Na manhã de ontem, três veículos foram apresentados aos técnicos e gestores do município. Um deles funciona de forma híbrida com energia elétrica e óleo diesel e possui duas roletas para agilizar a entrada de passageiros. Outros dois são articulados, com uma espécie de sanfona, e têm capacidade para transportar até 170 passageiros. Os três modelos foram testados pela primeira vez com representantes do município.
Na segunda-feira, os ônibus devem circular em linhas do transporte coletivo que serão definidas pela Companhia Municipal de Trânsito e Urbanização (CMTU).
De acordo com o assessor executivo para assuntos especiais da Prefeitura, Carlos Alberto Geirinhas, a população poderá participar da escolha por meio de um questionário que será aplicado por representantes da administração municipal. "A engenharia está praticamente definida, mas os técnicos ainda têm algumas dúvidas. Em vez de tomar decisões baseadas nos catálogos, pedimos que as empresas viessem a Londrina para mostrar os ônibus. Precisamos verificar a altura, o peso e quantas viagens os veículos poderão fazer em cada local. As características são necessárias para definir o piso utilizado e viabilizar o sistema", explicou.
Inicialmente, a intenção era instalar o Bus Rapid Transit (BRT), sistema que custaria, aproximadamente, R$ 700 milhões. "O BRT precisa de uma demanda cinco vezes maior que a que temos hoje. A passagem já está cara. A Prefeitura teria que financiar boa parte, mas são recursos que nós não temos. Após os estudos, a recomendação foi adotar o SuperBus. Queremos atrair novos usuários", ressaltou Geirinhas.
A presidente do Instituto de Pesquisa e Planejamento Urbano de Londrina (Ippul), Ignes Dequech, destacou que a intenção é priorizar o transporte coletivo e os pedestres. "O objetivo do projeto é ter o transporte coletivo de alta performance que dê qualidade para o usuário e mais rapidez. O fato de ser estação fechada ou aberta, tudo isso vai depender dos estudos, da demanda e da tecnologia dos veículos", explicou. O sistema atual transporta 80 mil passageiros por dia. Com o SuperBus, a expectativa é aumentar o número de usuários para 130 mil.
O prefeito Alexandre Kireeff defendeu que o cronograma para a conclusão da proposta está dentro do previsto. "A nossa expectativa é que novas tecnologias sejam implementadas e que isso resulte em mais qualidade no transporte com diminuição na velocidade do percurso e com uma tarifa competitiva.

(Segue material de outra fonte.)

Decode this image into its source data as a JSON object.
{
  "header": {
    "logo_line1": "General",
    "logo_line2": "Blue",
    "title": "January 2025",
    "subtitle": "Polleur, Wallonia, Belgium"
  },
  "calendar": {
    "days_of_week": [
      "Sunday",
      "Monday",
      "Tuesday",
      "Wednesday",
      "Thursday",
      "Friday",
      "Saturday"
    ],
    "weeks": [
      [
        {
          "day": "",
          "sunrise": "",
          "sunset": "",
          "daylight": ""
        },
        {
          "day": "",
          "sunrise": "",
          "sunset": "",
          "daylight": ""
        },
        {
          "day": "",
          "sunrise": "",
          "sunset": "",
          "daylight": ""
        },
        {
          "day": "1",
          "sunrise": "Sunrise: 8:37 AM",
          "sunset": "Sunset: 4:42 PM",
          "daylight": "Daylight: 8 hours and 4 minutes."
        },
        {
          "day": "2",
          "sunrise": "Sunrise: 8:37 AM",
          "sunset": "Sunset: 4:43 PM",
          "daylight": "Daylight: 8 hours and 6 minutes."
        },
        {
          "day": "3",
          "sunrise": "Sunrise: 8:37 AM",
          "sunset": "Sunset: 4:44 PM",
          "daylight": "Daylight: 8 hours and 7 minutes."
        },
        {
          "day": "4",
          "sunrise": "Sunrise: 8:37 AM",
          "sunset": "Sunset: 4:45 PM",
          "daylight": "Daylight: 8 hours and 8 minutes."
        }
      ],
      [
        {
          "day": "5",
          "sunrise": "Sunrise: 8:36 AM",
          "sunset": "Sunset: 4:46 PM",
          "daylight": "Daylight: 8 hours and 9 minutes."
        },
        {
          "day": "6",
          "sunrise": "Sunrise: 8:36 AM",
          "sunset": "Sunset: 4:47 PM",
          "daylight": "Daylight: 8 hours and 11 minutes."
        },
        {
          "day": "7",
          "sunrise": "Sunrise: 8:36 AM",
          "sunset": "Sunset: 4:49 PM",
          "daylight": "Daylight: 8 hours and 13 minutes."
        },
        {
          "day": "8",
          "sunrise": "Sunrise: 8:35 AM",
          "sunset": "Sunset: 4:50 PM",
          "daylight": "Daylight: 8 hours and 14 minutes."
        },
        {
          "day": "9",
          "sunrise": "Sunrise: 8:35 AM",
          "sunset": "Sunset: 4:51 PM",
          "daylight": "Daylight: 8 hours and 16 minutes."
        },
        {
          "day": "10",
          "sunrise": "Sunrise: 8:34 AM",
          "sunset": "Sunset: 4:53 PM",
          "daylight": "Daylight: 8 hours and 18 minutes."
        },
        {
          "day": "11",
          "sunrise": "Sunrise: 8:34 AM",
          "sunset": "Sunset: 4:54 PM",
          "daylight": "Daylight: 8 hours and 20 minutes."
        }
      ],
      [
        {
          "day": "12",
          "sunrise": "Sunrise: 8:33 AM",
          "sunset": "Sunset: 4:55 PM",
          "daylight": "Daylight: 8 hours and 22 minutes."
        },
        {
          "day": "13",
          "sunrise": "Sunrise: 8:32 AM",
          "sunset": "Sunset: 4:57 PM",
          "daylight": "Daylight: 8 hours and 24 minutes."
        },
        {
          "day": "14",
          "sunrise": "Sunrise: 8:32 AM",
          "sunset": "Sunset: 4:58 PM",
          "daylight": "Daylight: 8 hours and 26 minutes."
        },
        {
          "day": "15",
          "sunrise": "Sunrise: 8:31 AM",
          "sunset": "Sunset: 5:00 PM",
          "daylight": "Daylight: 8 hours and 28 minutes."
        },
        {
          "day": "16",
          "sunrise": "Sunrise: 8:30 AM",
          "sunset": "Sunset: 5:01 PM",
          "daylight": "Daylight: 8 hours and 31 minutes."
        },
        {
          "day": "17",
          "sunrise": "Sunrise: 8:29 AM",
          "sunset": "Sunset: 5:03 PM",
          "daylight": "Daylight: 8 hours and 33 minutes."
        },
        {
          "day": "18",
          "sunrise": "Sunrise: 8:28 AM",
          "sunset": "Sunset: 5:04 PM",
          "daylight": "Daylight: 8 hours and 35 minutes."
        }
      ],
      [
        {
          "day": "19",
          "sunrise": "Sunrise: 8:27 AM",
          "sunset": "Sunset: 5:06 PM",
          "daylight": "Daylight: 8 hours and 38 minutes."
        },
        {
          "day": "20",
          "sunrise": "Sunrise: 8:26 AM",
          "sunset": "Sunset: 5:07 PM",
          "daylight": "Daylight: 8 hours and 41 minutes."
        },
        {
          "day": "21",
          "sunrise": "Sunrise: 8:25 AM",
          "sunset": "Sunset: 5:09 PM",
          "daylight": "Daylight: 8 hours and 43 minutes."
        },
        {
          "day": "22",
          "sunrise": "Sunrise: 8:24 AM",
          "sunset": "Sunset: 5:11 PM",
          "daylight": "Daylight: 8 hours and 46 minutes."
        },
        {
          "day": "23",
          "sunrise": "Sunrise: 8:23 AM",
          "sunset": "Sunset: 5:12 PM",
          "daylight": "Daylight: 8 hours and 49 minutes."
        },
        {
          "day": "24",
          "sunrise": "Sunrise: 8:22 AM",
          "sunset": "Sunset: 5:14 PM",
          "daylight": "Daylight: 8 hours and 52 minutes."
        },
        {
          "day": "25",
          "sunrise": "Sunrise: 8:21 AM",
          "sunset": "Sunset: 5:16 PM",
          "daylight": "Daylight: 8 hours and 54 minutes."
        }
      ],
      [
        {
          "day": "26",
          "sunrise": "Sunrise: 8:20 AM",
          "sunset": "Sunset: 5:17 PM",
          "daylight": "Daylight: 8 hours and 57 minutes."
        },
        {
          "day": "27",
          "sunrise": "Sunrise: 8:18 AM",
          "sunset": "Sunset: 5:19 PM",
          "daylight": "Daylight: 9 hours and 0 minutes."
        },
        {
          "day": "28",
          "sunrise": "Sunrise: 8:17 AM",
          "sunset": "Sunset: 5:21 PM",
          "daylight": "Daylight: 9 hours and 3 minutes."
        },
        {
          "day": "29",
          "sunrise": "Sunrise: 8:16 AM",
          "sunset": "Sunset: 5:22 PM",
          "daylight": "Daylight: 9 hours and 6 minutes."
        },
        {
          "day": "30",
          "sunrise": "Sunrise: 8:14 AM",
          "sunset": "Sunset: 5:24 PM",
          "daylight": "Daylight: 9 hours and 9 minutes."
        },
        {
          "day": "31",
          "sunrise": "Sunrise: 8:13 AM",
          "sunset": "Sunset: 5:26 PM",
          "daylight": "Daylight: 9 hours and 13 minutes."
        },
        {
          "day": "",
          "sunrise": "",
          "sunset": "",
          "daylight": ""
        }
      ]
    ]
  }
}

O modelo do veículo é decisivo nesse processo", afirmou. Os possíveis valores da nova tarifa ainda não foram estimados.

PRIMEIRA FASE
A primeira fase do SuperBus está orçada em R$ 140 milhões. Entre as obras previstas estão a criação de canaletas de ônibus com pisos diferenciados, implantação de pontos de ônibus com painéis eletrônicos com horários e trajetos dos veículos, construção de 40 quilômetros de ciclovias e reforma de quatro terminais urbanos. O projeto prevê ainda a instalação de 82 pontos de ônibus e 24 estações de embarque e desembarque e a construção de dois viadutos: um na avenida Dez de Dezembro, próximo à Rodoviária, e outro no cruzamento da Avenida Duque de Caxias com a BR-369.
Entre as vias contempladas estão as avenidas Leste-Oeste, Winston Churchill e Duque. O trajeto norte-sul será implantado entre o Terminal do Conjunto Vivi Xavier e a Prefeitura de Londrina. No trajeto leste-oeste, o percurso será entre o Boulevard Shopping e o Terminal da Zona Oeste. As outras linhas permanecerão em funcionamento até a mudança total do sistema.
As obras serão executadas com recursos do Programa de Aceleração do Crescimento (PAC) 2, do governo federal. Os R$ 140 milhões necessários só estarão garantidos se o município encaminhar o projeto ao Ministério das Cidades e à Caixa Econômica Federal até o final de junho. A expectativa é iniciar a construção da nova estrutura em 2016, com conclusão prevista para o final de 2017.